Akhenaton : L’autre détail sur la pochette, c’est que les eaux à gauche représentent le présent et le passé pour nous. Ce sont des eaux tumultueuses, avec plein de saletés, et de déchets à l’intérieur. Et le radeau va vers quelque chose de beaucoup plus calme et beaucoup plus pur. C’est une volonté d’avoir une vision positive sur le monde. Si on avait une vision négative, on n’aurait peut-être pas autant d’enfants dans le groupe. Il faut se battre pour arriver à ces eaux-là.

Vous faisiez référence à vos 30 ans de carrière : comment trouvez-vous encore des thèmes d’inspiration d’écriture ?

Akhenaton : La nature humaine est inépuisable en inspiration. On est surpris régulièrement.

Shurik’n : Tous les jours.

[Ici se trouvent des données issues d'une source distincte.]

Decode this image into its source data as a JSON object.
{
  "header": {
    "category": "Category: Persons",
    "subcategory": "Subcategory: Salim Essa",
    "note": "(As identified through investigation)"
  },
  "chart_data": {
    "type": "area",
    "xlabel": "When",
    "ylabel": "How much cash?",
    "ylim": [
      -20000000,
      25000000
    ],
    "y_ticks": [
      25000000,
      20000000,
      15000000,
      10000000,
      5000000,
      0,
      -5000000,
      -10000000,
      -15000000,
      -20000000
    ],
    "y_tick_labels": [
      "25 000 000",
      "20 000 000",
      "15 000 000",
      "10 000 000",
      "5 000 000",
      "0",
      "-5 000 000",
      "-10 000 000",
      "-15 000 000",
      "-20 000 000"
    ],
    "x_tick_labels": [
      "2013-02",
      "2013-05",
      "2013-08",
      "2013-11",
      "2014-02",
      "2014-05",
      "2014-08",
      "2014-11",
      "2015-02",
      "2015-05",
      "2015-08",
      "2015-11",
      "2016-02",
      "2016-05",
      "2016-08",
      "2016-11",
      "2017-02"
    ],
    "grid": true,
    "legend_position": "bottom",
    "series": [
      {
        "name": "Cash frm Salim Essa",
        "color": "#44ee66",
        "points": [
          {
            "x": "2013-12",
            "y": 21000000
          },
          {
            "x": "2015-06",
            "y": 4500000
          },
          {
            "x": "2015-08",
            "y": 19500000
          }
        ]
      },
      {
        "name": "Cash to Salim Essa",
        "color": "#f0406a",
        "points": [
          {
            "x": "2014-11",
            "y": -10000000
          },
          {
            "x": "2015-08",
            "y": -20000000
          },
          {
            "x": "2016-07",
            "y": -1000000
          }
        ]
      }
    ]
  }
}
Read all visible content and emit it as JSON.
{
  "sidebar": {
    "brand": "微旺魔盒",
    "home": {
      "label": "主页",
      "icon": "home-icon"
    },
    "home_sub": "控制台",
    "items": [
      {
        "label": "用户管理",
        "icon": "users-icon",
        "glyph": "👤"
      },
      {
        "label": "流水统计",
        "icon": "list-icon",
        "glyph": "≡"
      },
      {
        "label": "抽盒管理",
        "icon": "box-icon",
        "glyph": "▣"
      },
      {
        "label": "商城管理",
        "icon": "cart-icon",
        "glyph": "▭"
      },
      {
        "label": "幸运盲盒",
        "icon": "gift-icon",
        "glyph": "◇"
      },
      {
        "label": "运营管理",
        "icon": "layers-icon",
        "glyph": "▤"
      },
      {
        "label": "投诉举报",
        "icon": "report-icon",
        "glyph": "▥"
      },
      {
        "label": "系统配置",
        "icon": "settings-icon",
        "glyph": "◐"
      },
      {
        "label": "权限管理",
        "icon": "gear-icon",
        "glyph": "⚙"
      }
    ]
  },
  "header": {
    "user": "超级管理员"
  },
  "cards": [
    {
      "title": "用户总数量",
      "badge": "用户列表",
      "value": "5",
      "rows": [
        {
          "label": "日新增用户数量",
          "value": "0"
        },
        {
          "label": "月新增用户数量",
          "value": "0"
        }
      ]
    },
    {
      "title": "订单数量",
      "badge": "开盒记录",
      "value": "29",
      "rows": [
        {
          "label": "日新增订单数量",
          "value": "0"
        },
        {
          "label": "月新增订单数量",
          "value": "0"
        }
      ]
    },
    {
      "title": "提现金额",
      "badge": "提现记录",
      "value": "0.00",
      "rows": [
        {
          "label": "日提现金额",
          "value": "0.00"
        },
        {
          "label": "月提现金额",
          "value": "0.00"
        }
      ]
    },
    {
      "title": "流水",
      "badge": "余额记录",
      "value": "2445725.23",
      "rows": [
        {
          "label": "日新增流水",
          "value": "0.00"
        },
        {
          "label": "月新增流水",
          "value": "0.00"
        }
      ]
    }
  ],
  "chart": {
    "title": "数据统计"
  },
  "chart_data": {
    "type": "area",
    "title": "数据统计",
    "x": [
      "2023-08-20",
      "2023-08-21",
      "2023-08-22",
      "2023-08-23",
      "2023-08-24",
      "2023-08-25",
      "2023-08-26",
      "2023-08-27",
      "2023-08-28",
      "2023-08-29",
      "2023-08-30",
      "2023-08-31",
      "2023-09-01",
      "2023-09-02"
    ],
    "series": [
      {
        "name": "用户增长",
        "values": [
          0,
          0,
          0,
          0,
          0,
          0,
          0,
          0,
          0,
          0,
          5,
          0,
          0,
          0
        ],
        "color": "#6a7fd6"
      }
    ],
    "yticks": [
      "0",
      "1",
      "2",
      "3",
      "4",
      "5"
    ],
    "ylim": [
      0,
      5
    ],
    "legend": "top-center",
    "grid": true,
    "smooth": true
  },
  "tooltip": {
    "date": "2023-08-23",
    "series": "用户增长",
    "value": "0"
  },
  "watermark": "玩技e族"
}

Et à partir du moment où on vit et on regarde un peu autour de soi, il y a des choses à dire. La principale raison, c’est qu’on a des enfants. Qu’est-ce qu’on va leur laisser ? Avec qui on va les laisser ?

Akhenaton : Et en même temps, dans des morceaux beaucoup plus rap traditionnel, qui est souvent mal compris d’ailleurs depuis pas mal d’années par la grande presse française ou les grands médias français, c’est tout ce qui est “battle rap” [joutes verbales entre rappeurs — N.D.L.R.], c’est forcément de “l’ego trip” [acte ou démarche qui améliore ou satisfait l’égo de quelqu’un — N.D.L.R.], où on pense à soi, alors que ce n’est pas du tout ça. L’essence même du hip-hop, c’est la joute verbale, et c’est quelque chose que le rap n’a pas inventé. C’est quelque chose qui est vieux, qui existe depuis l’Antiquité sur des tas de continents. Même ça, on a envie de le léguer. Il faut continuer cet art-là, où on se mesure…

« Les médias ont une culture rock. Beaucoup de personnes ne sont pas issues de notre culture »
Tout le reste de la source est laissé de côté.